(513fk) Unbalanced Charge on Nicop/TiO2 Sensitized System for Rapid H2 Generation from Hydrolysis of Ammonia Borane

Ammonia borane (NH₃BH₃) is a promising candidate for hydrogen storage and instantaneously producing pure hydrogen with moderate operation conditions for mobile and stationary applications due to the nontoxicity, stability, high solubility in water and the ability of releasing hydrogen through hydrolysis. The premise of catalyst for NH₃BH₃ hydrolysis is an unbalanced surface charge for simultaneous activation of B-H and O-H bonds.

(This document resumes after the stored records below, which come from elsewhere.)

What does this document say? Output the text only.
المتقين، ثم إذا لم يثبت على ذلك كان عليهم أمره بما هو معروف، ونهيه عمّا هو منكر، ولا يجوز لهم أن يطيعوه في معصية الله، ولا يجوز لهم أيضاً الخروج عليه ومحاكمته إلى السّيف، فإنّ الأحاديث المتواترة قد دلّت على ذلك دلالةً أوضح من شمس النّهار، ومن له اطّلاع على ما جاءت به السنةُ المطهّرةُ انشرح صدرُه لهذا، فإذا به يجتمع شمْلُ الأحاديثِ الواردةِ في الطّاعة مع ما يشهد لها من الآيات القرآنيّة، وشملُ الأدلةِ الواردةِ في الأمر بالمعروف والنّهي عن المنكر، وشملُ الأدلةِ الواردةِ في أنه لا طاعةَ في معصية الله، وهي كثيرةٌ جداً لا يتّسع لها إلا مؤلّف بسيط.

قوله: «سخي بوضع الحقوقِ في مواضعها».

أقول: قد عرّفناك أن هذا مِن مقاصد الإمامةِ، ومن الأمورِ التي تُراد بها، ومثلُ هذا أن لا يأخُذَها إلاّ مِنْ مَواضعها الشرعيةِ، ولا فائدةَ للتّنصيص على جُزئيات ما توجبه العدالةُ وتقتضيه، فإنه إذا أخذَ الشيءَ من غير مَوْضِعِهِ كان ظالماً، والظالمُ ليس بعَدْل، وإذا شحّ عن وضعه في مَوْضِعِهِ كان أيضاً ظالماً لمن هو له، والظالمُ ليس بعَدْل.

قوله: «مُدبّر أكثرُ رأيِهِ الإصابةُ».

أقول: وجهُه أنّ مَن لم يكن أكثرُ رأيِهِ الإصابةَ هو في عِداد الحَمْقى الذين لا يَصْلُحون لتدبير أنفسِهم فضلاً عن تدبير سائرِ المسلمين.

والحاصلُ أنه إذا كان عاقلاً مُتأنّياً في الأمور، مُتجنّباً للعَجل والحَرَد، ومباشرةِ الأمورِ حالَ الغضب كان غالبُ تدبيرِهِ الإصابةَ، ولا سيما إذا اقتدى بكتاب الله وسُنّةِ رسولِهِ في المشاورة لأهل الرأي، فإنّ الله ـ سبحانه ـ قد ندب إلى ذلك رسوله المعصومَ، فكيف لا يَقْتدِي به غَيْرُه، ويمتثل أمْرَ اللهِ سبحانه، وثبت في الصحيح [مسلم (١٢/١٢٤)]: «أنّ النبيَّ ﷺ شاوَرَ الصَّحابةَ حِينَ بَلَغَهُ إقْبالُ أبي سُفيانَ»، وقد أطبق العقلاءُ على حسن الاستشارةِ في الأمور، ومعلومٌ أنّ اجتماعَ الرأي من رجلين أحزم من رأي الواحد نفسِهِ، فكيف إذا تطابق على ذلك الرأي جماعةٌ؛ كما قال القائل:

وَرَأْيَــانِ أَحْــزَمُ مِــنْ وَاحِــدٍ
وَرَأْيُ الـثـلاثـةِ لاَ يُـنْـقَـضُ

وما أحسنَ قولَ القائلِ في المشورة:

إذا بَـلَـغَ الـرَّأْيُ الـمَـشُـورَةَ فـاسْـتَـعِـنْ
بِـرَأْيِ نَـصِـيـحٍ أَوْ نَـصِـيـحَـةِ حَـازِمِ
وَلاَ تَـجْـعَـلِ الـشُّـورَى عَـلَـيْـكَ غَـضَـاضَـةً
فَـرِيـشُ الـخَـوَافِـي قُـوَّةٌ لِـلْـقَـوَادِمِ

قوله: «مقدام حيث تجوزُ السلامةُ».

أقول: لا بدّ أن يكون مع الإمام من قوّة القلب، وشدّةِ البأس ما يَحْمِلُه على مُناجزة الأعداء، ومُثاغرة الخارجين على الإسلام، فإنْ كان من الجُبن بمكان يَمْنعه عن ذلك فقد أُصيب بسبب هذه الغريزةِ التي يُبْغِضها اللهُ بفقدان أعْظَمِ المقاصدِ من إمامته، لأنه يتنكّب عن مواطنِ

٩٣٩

Herein we want to introduce a sensitized system constructed by NiCoP/TiO₂ act as an extremely charge-unbalanced catalyst for rapid hydrogen evolution from NH₃BH₃ under visible light. In this system, the H₂ generation rate from hydrolysis of NH₃BH₃ is increased to 2.0 folds with Ea reduced to a half and the full visible light (420~800 nm) can be used to promote the reaction. These results can be attributed to NiCoP significantly enhancing the light absorption region and tuning the electronic structure of metal phosphide. The matched band structure enables photo-generated electrons migrating from NiCoP to TiO₂. Oppositely, when monometallic phosphides are combined with TiO₂, no obvious enhancement can be observed because charge transfer cannot happen between monometallic phosphides and TiO₂ due to the unmatched band structures. Thus the key to the concept is the photo-excitation of NiCoP and electron injecting into TiO₂. Experimental results also confirm that the reduction of protonic H by negatively charged sites is the key step to hydrolysis of NH₃BH₃. Above mentioned mechanism was interpreted by XPS, UV-vis, photoelectrochemical analysis, quenching experiments and other characterizations.

This work provides a new and highly efficient way for NH₃BH₃ hydrolytic generating hydrogen as a new kind of energy for on-board hydrogen storage-releasing system.